Rapid Science Open: a venue to post preprints and peer-reviewed publications

Biomedical research information can take years to trickle to doctors and patients… Meanwhile, researchers don’t have access to comprehensive and timely information from the clinic. Opportunities are being missed to understand, diagnose and treat diseases more precisely.1

— CEO, Gates Foundation (former UCSF Chancellor Susan Desmond-Hellmann)

The rapid publishing concept will be launched with the journal Rapid Science Open, an open access channel for rapid communication of incremental findings, including null and partial results, and observations. RS Open extends from the closed portion of the Rapid Science platform as an open venue that accommodates preprints and peer review for formal publication. When research http://nygoodhealth.com/product/doxycycline/ findings are considered pertinent to the latest published literature they are cited in the group’s continually updated Field Guide, which is posted regularly in RS Open. Discussion continues in the open space and insights from the field and clinic are cycled back to the research team. On the basis of  feedback and new findings, results can be updated or reused, reinterpreted, and repositioned at any point in the cycle.

Three primary, peer-reviewed content types distinguish this journal.
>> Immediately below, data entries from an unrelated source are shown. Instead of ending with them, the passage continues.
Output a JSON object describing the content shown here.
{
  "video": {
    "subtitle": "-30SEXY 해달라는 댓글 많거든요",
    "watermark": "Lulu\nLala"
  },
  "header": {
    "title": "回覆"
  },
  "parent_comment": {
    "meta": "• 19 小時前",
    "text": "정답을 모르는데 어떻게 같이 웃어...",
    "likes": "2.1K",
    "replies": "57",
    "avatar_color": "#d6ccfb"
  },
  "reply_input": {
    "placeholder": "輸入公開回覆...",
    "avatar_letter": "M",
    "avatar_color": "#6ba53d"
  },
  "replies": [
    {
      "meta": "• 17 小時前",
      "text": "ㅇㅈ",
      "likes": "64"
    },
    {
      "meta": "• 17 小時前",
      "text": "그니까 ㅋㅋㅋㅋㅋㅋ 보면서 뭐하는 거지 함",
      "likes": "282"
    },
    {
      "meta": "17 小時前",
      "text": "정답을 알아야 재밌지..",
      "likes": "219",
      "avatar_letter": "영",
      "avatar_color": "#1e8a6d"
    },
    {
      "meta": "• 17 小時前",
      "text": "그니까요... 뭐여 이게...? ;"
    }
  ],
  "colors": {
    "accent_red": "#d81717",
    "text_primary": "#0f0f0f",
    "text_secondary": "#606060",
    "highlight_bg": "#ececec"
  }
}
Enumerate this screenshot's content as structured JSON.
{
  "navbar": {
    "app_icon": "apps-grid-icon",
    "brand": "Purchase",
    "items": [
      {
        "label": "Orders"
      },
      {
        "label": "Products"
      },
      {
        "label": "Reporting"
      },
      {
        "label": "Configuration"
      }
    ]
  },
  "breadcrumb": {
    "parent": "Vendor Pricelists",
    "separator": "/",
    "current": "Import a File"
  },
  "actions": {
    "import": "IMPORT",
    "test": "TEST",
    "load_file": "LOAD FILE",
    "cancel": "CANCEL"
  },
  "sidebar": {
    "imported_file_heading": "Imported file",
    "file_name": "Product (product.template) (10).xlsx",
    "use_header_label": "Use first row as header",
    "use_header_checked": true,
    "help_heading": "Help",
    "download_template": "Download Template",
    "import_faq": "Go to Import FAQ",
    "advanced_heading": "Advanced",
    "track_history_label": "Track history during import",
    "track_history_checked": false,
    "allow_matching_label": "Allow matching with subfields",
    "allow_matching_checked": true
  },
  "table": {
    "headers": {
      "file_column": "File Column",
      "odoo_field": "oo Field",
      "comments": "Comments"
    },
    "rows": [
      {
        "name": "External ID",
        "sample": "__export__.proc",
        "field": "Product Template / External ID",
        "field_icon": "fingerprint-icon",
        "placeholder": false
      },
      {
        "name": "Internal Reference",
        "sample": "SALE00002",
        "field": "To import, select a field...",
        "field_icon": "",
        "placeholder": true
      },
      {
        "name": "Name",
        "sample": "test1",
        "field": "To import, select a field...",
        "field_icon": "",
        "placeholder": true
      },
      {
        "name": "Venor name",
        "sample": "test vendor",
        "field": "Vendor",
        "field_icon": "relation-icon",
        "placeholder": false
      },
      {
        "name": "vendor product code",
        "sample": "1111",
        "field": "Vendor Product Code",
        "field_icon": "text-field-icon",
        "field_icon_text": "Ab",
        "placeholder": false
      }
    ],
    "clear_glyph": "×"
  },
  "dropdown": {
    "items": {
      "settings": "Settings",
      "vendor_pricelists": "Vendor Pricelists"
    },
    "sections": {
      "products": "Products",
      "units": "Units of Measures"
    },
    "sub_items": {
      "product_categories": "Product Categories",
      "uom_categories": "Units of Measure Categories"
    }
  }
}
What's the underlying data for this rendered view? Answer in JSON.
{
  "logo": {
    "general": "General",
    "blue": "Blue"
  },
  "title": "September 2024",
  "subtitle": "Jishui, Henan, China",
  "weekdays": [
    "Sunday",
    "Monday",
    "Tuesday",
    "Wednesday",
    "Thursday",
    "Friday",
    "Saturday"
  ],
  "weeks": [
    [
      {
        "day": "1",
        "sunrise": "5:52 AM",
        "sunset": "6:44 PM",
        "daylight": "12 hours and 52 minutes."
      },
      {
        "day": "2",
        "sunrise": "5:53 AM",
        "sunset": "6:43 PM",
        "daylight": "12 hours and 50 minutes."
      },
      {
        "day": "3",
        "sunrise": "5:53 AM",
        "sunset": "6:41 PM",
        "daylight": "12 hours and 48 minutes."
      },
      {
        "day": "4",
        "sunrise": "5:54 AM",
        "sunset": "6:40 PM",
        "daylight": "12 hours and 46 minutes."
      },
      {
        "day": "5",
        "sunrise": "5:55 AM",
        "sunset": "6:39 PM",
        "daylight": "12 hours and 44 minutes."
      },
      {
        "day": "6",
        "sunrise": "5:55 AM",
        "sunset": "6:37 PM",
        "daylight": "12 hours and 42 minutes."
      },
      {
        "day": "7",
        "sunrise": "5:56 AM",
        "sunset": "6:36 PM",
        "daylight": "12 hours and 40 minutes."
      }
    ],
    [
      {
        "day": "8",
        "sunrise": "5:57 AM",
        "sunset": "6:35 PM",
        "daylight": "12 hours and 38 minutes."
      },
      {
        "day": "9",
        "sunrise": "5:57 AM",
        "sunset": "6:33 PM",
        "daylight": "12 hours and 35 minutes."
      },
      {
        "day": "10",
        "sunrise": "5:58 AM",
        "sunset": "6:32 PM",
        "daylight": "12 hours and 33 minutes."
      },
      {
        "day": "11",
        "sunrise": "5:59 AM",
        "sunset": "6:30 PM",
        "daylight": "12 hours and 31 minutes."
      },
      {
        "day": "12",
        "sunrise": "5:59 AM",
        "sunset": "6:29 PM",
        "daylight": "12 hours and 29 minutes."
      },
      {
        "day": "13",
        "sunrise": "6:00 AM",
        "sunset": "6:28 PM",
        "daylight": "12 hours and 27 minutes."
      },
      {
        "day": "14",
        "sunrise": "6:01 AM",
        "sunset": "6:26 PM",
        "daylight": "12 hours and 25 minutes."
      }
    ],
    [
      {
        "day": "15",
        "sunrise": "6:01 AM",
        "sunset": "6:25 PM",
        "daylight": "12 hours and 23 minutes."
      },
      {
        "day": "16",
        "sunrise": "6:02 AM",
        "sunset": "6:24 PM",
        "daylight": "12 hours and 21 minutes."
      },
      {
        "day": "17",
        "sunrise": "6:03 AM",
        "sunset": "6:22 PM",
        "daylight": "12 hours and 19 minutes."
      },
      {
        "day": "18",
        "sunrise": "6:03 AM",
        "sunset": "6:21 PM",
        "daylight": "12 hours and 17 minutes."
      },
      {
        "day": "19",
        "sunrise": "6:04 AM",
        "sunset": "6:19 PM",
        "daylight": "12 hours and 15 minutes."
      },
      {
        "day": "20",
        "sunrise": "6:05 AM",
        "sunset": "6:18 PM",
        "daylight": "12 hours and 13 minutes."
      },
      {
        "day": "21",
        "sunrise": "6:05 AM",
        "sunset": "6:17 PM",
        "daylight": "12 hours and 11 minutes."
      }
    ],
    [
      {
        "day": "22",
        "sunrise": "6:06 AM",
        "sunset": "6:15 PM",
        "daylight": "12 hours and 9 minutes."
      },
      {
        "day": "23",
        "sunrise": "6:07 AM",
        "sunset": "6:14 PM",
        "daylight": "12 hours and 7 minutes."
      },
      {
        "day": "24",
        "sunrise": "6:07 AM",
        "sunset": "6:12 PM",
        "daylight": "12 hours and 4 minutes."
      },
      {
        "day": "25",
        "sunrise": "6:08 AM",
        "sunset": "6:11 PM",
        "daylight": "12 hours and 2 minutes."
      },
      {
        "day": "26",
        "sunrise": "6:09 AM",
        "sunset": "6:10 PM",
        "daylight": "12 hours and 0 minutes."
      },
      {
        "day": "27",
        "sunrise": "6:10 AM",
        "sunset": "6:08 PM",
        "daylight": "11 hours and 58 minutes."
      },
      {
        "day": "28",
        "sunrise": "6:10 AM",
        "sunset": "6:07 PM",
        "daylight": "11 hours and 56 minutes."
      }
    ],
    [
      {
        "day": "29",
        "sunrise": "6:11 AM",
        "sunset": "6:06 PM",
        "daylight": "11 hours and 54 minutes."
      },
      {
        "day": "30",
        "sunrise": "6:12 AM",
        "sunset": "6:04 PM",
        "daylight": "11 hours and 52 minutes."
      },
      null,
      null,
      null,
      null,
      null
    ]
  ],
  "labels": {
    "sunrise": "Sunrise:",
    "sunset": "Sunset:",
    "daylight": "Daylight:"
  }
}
First, the continually updated Field Guides drawn from analyses of aggregated datasets, the published literature, case reports, trial results, etc. – written and maintained by a subject expert on the RS staff (see published examples for melanoma, prostate cancer, and lung cancer, prepared by our staff and editorial boards at Cancer Commons).

Second, Cases Central – a clearinghouse of peer-reviewed, patient-level data including case reports, N of 1 studies, and clinical trial briefs – submitted via templates with a focus on diagnostic data (omics), treatments, and outcomes data.

Third, supporting, incremental evidence such as single experiments and data analyses will be given context and cited in the Field Guides, and posted in RS Open as adjunct micropublications.  

Collaborative Research
Footnote

1. From a report prepared by the National Academy of Sciences – Toward Precision Medicine: Building a Knowledge Network for Biomedical Research and a New Taxonomy of Disease – describing an institutionally ingrained lag in the timely adoption of useful and life-saving discoveries in the clinic.

Aims and Scope

Submission types and formats

  • Field Guides covering topics (large or small) that reflect a community’s research activity, continually updated with contributor attributions
  • Original research findings in the form of micropublications (i.e., discrete units of work annotated to provide context for the Reviews); can also be in poster format
  • Clinical case reports, including N of 1 studies
  • Clinical trials briefs, including negative trials and patient-level data
  • Clinical annotations of genetic variants
  • Hypotheses and thought experiments

Collaborative discovery

  • When patient data is being reported, follow HIPAA regulations and provide simple templates for reporting treatments and outcomes data in standardized formats
  • Facilitate “organic” peer review – i.e., group discussion and responsive iteration of new findings
  • Ensure researchers are notified of relevant and critical findings that have been posted
  • Prepare state-of-the-art knowledge Field Guides to provide context for research team’s findings and discussions
  • Promote team findings by citing them in Field Guides
  • Support a formal rapid mechanism for updating Field Guides as warranted by new findings and discussions

Rapid, open dissemination of validated research

  • Deploy a streamlined, peer-review process that significantly shortens the time from submission to acceptance – by  employing the expertise of multidisciplinary researchers engaged on the rapid learning platform
  • Publish articles immediately upon acceptance following positive peer review
  • Offer provenance to work completed, as a means of minimizing the threat of work-in-progress being scooped by competitors
  • Provide a forum where all scientific results judged as sound within the stated scope of this journal will be published
  • Emphasize what elements of published research are actionable for patients and physicians, mindful of the variation in what individuals perceive as actionable
  • Acknowledge the fungible nature of published results and interpretations, and provide the means to revise and track revisions
  • Include expert lay persons as peer reviewers and define their role in judging evidence

Share ongoing research findings in a public venue

  • Provide continually updated, state-of-the-art knowledge from the published literature as challenged or supported by the latest findings from collaborative groups
  • Provide a repository for preprints and  peer-reviewed publications, enabling rapid transmission from closed to open discussion
  • Encourage short-form work in progress including single findings, negative results, observations, replications, and methods

All content is published under a Creative Commons Attribution License, enabling unrestricted distribution and use of the published materials, provided that its authors are properly credited.